Netscape and Mozilla appear to support the WindowsMedia Player ActiveX control!  When Microsoft stopped providing a plugin for Windows Media (which is required for use of any browser except for Internet Explorer), anyone using Windows Media and wanting to support all Web users had to code their pages and encode their media for the last plugin available - version 6.4. It's an ever more important issue these days, since users are switching to the Mozilla browser in droves.

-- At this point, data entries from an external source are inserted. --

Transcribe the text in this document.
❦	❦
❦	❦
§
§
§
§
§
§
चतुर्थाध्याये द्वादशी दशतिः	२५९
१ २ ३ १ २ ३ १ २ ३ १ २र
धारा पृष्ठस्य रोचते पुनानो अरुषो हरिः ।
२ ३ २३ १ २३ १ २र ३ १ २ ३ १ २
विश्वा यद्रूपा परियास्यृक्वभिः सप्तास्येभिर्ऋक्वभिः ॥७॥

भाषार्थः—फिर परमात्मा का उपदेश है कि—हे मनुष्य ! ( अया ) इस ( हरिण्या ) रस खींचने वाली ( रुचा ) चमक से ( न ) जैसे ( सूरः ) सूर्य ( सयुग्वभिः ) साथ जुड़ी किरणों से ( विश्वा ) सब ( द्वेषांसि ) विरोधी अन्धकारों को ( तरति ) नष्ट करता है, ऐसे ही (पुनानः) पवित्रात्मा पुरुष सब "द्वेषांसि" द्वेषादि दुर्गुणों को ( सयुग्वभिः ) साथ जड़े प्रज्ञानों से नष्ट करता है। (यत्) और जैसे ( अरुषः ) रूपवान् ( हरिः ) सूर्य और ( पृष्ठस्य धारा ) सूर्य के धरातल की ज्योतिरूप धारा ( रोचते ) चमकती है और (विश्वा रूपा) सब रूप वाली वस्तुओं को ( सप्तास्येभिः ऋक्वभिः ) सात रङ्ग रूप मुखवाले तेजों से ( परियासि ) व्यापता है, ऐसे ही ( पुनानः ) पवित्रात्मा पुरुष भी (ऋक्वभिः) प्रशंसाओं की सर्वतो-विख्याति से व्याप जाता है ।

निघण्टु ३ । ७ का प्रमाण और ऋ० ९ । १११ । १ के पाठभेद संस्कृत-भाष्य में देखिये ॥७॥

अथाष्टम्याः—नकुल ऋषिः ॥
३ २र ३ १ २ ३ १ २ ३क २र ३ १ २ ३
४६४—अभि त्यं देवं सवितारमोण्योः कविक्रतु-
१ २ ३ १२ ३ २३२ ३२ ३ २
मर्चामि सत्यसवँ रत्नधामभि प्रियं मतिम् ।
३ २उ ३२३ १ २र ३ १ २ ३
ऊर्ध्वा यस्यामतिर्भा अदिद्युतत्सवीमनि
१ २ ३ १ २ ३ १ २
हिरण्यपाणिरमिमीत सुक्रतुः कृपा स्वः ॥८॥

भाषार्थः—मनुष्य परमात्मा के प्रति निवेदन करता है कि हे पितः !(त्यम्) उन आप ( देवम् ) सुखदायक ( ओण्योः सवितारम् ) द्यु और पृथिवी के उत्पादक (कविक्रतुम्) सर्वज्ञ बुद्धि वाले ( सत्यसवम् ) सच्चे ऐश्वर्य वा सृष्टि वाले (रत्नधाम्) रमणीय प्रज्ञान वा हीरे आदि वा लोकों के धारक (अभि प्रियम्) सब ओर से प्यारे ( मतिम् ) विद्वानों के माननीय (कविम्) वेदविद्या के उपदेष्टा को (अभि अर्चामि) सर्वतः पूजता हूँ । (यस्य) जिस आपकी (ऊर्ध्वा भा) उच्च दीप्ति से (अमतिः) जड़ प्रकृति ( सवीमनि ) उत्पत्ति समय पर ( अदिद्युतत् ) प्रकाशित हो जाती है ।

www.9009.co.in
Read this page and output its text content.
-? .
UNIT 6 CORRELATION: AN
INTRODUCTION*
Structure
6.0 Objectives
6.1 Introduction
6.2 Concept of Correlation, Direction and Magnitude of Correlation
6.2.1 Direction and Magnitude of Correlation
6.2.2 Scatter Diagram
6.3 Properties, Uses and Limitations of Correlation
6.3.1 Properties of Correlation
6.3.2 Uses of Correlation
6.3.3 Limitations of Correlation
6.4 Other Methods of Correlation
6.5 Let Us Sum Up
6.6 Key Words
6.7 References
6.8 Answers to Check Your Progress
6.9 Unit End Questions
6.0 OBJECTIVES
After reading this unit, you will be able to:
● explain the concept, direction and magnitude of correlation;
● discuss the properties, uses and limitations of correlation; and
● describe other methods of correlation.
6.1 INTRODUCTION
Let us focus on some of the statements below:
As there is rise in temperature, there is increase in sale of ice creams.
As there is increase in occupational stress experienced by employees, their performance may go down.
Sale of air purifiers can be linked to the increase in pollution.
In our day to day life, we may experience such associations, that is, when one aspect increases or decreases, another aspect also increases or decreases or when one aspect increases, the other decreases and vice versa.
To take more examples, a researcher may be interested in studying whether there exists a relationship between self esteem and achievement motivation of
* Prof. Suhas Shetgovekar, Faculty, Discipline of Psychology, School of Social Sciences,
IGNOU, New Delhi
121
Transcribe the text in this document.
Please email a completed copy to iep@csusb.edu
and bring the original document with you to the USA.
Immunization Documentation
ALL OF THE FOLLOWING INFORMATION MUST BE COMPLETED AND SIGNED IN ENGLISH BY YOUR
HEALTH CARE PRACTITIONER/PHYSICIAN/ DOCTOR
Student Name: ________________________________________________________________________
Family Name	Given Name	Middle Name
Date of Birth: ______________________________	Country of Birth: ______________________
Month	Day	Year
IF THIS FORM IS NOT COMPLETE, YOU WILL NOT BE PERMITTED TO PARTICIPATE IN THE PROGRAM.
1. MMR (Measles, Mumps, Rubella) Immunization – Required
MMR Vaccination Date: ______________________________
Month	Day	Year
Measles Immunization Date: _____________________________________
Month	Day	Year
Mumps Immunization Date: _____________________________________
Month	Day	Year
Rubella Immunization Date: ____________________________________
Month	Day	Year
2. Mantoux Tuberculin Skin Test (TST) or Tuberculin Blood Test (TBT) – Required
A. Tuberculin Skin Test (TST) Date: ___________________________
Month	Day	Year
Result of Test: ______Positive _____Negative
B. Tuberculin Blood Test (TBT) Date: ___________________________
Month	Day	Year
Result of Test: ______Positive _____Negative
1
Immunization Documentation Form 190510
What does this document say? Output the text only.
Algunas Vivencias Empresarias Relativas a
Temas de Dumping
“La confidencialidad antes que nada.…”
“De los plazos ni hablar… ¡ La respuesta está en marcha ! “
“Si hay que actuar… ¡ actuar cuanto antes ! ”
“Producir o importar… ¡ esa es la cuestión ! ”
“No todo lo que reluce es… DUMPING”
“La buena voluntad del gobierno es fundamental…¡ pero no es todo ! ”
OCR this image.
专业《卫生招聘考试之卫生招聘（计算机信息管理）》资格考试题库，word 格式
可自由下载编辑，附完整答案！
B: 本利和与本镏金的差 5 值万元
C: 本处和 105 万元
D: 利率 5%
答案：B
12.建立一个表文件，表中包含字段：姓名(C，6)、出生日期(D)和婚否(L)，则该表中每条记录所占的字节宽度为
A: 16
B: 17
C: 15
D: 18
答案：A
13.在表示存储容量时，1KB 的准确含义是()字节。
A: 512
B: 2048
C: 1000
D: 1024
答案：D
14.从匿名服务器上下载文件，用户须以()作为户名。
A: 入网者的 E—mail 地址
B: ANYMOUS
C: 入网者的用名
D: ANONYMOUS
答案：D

Thankfully, the Mozilla developers have taken steps to do what Microsoft would not - make Windows Media work for people who've discovered that there's a better alternative to IE. According to this helpful document on Netscape's DevEdge site:

Netscape 7.1 will work with both the Windows Media Player 6.4 ActiveX control as well as versions 7 through 9. This article explains how to embed the Windows Media Player ActiveX control in web pages to support Netscape 7.1, how to control the Windows Media Player ActiveX control using JavaScript and provides working examples.

Thanks to Steve Mack for pointing this out on the StreamingMedia.com Advanced discussion list

January 16, 2004

Scalable streaming video encoding

Encoding hundreds of hours streaming video from a conference or other major event can be a monumental task that takes  months to accomplish.  But attendees want to have the proceedings available within days of the event, not months.  That was the problem the folks handling the Apple Worldwide Developers Conference had to solve. 

Jim Baker writes a great (and finely detailed) piece on DV.com about the enterprise-scale encoding farm they built for the WWDC.  When you talk about scalability, one-off oriented desktop encoding solutions break down and new workflow processes and tools are needed.   With the scalable process Baker's team developed, they reduced the total encoding time for the conference from last year's three months to a blazing-fast two weeks. 

January 12, 2004

Open source TV

Want a TiVo-like box that you can actually control, free of DRM, forced ads, and monthly fees?  As noted by Dan Gillmor:  the open-source Linux-based MythTV PVR project looks awfully cool, if you've got the time and energy to build it.